Alexis Dent is a poet, essayist, and the original White Collar Dropout. Her first poetry collection, Everything I Left Behind, is out now. Read her newsletter for dreamers, doers, and hustlers by joining the White Collar Dropout collective. 

Image via Unsplash

  • Summer

    This is a great and unique example of how credit cards really can be so beneficial. I also pay for as much as I can with mine to rack up points, because it’s literally FREE MONEY [as long as I make sure I never carry a balance and thus never have to pay any interest or fees—super important].

    • Alexis Dent

      Exactly, Summer! I never carry a balance on my cards and that’s exactly how I scored my dress! I always say the same thing: FREE MONEY!!!!! As long as you’re responsible 😉

    • Tara

      In the two years I’ve had my travel card I’ve saved $1,000 on plane tickets. I got one roundtrip to California entirely for free and have gotten to take hundreds of dollars off of two other international flights. If you’re going to spend the money anyway, might as well make it count!

  • Shae

    I practice this as well. But that being said the title is EXTREMELY misleading. I was expecting maybe some tips on second hand shopping or when items might be on sale.

    What this story is describing is how she generated additional income, and used that income to PAY for an item. Not that the item was free, she still payed for it.

    • Holly Trantham

      I’m not sure I would categorize credit card points as “income.” Alexis has written explicitly about how she uses her credit cards for purchases she’d be making anyway — she’s not doing anything she wouldn’t be doing otherwise, like spending more money just to get more points.
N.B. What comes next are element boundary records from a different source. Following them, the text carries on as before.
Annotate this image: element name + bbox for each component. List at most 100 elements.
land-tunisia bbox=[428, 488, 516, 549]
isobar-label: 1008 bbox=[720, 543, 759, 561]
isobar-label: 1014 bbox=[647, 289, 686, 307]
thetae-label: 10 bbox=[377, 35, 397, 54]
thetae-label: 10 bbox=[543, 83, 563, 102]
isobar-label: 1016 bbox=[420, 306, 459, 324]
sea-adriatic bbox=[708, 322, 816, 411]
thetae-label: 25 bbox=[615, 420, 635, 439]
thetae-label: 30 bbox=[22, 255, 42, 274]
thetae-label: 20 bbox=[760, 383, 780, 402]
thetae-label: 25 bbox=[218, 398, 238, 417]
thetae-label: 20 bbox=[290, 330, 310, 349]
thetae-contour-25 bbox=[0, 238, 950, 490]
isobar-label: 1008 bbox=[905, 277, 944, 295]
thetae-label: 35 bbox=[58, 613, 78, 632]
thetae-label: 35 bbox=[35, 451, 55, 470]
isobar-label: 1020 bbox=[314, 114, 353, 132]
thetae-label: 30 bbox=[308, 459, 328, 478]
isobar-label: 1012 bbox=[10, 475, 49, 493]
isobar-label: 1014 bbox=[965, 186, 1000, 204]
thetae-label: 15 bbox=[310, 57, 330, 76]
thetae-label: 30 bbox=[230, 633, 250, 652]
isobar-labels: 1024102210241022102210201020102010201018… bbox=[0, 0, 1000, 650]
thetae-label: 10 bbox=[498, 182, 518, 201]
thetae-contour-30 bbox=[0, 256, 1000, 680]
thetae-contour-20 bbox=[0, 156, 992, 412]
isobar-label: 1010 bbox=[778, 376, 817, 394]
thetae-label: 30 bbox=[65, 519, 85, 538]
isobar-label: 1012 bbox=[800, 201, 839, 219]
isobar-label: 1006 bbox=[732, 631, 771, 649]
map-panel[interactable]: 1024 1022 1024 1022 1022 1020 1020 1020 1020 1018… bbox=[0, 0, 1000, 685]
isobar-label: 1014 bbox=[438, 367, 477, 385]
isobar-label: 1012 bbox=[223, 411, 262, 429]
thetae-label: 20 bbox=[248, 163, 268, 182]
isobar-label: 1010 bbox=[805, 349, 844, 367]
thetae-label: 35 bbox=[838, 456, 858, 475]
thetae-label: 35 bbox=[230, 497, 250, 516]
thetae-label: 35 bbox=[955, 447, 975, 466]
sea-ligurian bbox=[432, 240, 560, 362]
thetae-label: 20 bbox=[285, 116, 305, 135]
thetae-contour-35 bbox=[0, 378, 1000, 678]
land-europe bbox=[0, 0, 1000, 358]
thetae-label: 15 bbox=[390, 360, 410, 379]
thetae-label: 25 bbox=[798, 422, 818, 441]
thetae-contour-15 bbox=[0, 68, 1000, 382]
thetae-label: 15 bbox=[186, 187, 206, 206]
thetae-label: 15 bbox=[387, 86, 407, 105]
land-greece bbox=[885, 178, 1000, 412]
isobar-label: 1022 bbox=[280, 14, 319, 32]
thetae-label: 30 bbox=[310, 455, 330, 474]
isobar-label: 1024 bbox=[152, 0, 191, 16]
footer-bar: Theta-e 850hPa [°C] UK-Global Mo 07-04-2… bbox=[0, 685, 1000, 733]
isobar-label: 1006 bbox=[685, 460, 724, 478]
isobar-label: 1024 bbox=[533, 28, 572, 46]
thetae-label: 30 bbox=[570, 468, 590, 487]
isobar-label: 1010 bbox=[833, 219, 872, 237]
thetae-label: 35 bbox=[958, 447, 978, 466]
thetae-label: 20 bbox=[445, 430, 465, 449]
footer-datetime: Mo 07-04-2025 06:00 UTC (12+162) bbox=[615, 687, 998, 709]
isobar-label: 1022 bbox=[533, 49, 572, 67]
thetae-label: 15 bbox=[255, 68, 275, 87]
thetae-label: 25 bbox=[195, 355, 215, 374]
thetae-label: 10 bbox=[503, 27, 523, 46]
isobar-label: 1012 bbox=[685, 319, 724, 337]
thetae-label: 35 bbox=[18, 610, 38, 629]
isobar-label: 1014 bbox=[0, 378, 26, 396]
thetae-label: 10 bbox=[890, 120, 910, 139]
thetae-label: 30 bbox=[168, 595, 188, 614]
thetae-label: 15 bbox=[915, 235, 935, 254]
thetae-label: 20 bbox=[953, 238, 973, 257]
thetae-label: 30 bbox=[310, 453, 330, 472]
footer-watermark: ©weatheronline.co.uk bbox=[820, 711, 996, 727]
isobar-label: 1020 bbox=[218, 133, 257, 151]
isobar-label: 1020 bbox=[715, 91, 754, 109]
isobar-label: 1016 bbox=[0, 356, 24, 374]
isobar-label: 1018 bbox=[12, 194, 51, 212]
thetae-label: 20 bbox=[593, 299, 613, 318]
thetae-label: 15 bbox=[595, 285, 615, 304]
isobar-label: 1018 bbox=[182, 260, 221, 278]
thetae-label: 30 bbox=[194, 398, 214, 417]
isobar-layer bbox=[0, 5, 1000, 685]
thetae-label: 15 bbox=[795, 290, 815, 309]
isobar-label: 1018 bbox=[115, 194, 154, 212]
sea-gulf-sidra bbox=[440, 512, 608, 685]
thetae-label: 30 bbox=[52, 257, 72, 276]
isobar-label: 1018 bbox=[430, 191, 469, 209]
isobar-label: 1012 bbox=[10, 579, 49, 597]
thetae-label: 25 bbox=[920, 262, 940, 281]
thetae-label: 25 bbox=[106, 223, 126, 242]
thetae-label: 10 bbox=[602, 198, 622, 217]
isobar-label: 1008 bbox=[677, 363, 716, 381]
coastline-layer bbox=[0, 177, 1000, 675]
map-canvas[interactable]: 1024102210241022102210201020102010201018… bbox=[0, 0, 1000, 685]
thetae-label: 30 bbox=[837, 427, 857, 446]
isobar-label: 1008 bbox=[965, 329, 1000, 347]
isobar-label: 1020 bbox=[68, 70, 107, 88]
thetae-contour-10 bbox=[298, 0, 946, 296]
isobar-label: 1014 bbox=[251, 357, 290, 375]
      That being said, an article on second-hand wedding dress shopping is a great idea!

  • Lauren

    Girl, good for you for finding a way to make your dream dress affordable, that is awesome. But damn do you have to be so salty about that “sweetheart-neckline-strapless-trumpet-gown that literally every #basic bride wears”? 😉

    • Alexis Dent

      Haha just being honest! We all have our opinions re: what we do and don’t want to look like on our wedding day.

  • Court E. Thompson

    This speaks to me. I’m also a Hayley Paige acolyte (lace sleeves!) and I loved how you made it work for you! I’m taking copious notes.

  • Brittany Ayers

    Love how you talked about a great result of responsible credit card use. HATE how you basically dissed any woman as “basic” just because they buy a particular type of gown. Please get off your high horse and stick to financial talk if you can’t keep yourself from insulting fellow women. It’s fine that you don’t like the silhouette. It’s not fine that you have to insult anyone else who does.